Active Ingredient: Amoxicillin
Carbenicillin and ticarcillin are the two drugs in this class.
These agents are not effective against beta-lactamase producing organisms unless combined with a beta-lactamase inhibitor e. A ureido group plus a piperazine side chain produces piperacillin.A: According to Pharmacist's Letter, Amoxicillin our 8 year old temperature for at least 10 days.
The activity against Streptococci is slightly less that of the natural penicillins and ampicillin. As with the carboxypenicillins, drugs in this class are susceptible to inactivation by bacterial beta-lactamase production, unless combined with a beta-lactamase inhibitor e.

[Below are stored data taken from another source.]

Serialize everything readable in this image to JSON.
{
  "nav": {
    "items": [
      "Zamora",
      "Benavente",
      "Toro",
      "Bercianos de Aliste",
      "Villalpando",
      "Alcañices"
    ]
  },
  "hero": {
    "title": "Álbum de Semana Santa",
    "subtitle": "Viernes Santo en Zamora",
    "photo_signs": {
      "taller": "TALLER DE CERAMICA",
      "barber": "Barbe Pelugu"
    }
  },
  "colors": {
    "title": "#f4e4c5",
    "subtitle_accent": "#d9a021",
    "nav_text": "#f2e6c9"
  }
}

Pharmacodynamic Effects When choosing an antimicrobial agent and designing appropriate dosing regimens for the drug, it is important to consider spectrum of activity, but also incorporate known pharmacodynamic principles about the drug.

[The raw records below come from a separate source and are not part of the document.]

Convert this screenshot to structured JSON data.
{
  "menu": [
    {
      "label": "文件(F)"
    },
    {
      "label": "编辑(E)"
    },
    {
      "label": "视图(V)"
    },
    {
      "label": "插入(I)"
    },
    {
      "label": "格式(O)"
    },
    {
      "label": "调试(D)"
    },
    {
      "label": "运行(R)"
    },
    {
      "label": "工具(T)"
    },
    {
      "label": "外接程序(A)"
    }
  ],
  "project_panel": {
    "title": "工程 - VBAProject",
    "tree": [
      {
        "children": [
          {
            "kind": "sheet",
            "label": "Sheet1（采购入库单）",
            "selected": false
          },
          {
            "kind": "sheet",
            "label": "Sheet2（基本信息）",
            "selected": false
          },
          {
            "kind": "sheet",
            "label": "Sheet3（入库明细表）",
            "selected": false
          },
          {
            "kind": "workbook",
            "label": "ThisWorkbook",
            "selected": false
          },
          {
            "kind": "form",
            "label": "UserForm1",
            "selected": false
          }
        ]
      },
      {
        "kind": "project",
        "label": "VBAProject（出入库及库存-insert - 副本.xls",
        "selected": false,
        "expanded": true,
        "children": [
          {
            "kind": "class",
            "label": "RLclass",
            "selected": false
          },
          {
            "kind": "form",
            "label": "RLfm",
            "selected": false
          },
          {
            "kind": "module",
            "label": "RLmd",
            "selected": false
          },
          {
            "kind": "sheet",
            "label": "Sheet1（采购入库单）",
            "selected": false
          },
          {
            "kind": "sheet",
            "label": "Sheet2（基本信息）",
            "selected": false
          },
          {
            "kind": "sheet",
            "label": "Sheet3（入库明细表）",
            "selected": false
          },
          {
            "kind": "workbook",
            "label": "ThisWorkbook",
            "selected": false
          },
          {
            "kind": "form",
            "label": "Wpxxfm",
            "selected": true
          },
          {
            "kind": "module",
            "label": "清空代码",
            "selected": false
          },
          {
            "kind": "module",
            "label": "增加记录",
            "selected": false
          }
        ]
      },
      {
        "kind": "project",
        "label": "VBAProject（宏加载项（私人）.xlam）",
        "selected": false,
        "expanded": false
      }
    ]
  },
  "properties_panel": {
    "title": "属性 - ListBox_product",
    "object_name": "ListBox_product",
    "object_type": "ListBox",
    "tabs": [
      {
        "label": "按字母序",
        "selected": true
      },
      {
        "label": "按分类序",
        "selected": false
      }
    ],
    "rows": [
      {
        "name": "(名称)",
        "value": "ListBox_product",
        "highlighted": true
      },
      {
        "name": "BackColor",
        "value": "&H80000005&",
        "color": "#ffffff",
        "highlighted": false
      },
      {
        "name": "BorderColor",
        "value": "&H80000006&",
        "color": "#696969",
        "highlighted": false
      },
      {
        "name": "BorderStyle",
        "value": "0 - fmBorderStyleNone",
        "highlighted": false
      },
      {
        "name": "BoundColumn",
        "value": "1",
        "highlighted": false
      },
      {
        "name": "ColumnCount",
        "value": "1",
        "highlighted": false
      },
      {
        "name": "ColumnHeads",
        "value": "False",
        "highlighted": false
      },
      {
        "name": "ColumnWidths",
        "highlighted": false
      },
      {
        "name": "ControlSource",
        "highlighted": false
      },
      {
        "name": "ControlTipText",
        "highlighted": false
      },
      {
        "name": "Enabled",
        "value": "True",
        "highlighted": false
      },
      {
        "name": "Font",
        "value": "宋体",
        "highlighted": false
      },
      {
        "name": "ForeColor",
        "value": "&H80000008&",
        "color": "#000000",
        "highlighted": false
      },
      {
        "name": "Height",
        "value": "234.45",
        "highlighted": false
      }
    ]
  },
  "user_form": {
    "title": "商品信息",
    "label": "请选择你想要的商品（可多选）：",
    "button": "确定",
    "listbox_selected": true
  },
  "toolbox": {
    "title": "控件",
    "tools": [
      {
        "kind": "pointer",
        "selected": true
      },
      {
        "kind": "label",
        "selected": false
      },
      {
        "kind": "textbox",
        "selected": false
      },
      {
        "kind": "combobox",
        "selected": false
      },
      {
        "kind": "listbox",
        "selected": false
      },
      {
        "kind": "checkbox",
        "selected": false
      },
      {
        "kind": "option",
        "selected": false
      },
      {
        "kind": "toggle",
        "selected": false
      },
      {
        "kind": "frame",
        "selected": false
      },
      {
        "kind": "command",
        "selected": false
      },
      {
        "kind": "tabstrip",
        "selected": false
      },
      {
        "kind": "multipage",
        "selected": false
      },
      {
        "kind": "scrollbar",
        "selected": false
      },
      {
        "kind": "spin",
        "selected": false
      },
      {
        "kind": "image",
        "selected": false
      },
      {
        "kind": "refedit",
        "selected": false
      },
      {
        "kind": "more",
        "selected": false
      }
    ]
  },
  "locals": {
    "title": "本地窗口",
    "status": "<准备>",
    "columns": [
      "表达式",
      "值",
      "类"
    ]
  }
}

In this manner, efficacy can potentially be maximized while toxicity can be minimized.
However, once the drug concentration falls below the level of the MIC and the PAE has ceased, the kill rate diminishes. Generally, the more dense the bacterial population i.

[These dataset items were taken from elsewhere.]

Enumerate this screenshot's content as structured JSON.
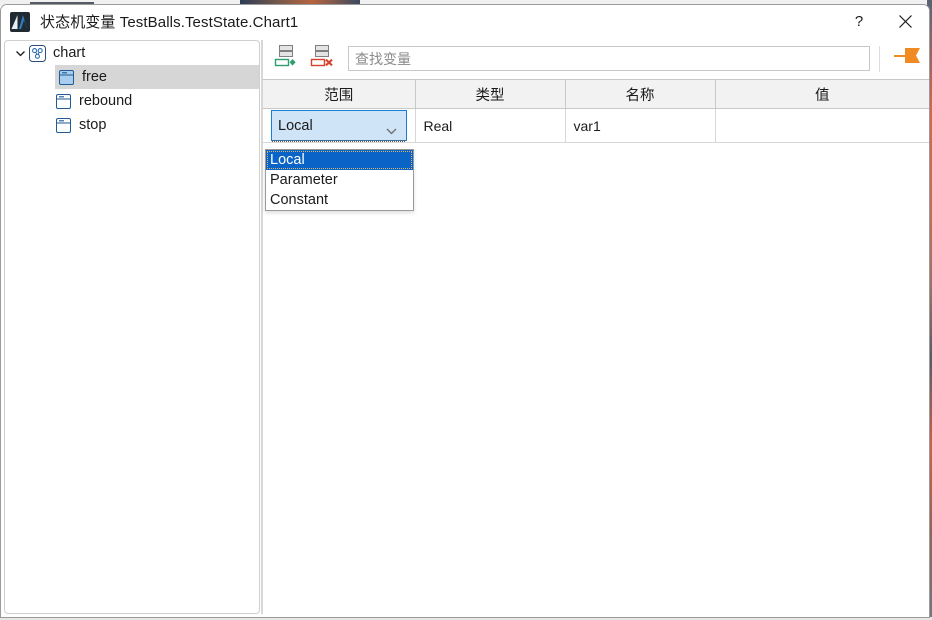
{
  "window": {
    "title": "状态机变量 TestBalls.TestState.Chart1",
    "app_icon": "matlab-logo-icon",
    "help_label": "?",
    "close_label": "close-icon"
  },
  "tree": {
    "root": {
      "label": "chart",
      "icon": "chart-state-machine-icon",
      "expanded": true,
      "twisty": "chevron-down-icon"
    },
    "children": [
      {
        "label": "free",
        "icon": "state-icon",
        "selected": true
      },
      {
        "label": "rebound",
        "icon": "state-icon",
        "selected": false
      },
      {
        "label": "stop",
        "icon": "state-icon",
        "selected": false
      }
    ]
  },
  "toolbar": {
    "add_variable_icon": "add-variable-icon",
    "delete_variable_icon": "delete-variable-icon",
    "search_placeholder": "查找变量",
    "search_value": "",
    "flag_icon": "orange-arrow-flag-icon"
  },
  "table": {
    "columns": [
      "范围",
      "类型",
      "名称",
      "值"
    ],
    "rows": [
      {
        "scope": "Local",
        "type": "Real",
        "name": "var1",
        "value": ""
      }
    ]
  },
  "dropdown": {
    "open": true,
    "selected": "Local",
    "options": [
      "Local",
      "Parameter",
      "Constant"
    ]
  },
  "colors": {
    "accent_blue": "#0a64c8",
    "combo_fill": "#cfe4f7",
    "combo_border": "#1a7fd4",
    "selection_gray": "#d6d6d6",
    "header_gray": "#f2f2f2",
    "flag_orange": "#f08a23",
    "add_green": "#2f9e6e",
    "delete_red": "#d6422b"
  }
}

The bactericidal activity of the penicillins does not appear to be affected by changes in pH or oxygen tension. Penicillins and other beta-lactams do not penetrate well into phagocytes 104, thus limiting their ability to kill intracellular pathogens.
In addition, penicillins only exert their bactericidal effect on bacteria that are actively replicating. Synergistic Bactericidal Activity Combinations of a beta-lactam plus another agent, such as an aminoglycoside, kill some organisms most effectively.
In these cases, antibacterial synergy occurs. Synergy is defined as an effect, such as bactericidal activity, that is significantly greater with the combination than the sum of the two agents when used alone.
Enterococcal endocarditis is such an example, as penicillin monotherapy results in bacteriostatic activity and very high relapse rates after treatment 149, while the combination of penicillin plus an aminoglycoside is bactericidal 157.
Antagonism of Antibacterial Combinations Antibacterial antagonism is defined as a resulting effect that is significantly less in combination than with either of the two drugs when used as monotherapy.
This effect has been demonstrated with the penicillins in combination with chlortetracycline in patients with pneumococcal meningitis, when penicillin monotherapy was more effective that the combination of agents 133.
Also, the use of chloramphenicol has decreased dramatically in the last decade due to the availability of newer agents that are equally efficacious and less toxic.
Antagonism can also occur due to a physical incompatibility with inactivation between two drugs when infused together. This can occur with carbenicillin or ticarcillin with an aminoglycoside.
These drugs should therefore not be mixed in the same infusion. Post-Antibiotic Effect The PAE is defined as a persistent suppression of bacterial growth after effective exposure to an antimicrobial agent when serum concentrations of the drug have fallen to levels below the MIC.
This effect differs between infecting organisms and between drugs. The length of the PAE can range from 0-6 hours Table 4, depending upon the penicillin. As stated previously, the type of organism can affect the PAE.
The penicillins do not exhibit an appreciable PAE against gram-negative organisms.
Also, combinations of antimicrobial agents can result in a synergistic PAE. This implies that increased duration of drug exposure above the MIC would be more predictive of positive outcome versus increased drug doses and subsequent increased peak concentrations.
One study examined combinations of carbenicillin plus continuous infusion cefamandole, carbenicillin plus intermittent cefamandole, and carbenicillin plus continuous infusion tobramycin in febrile, neutropenic cancer patients 32.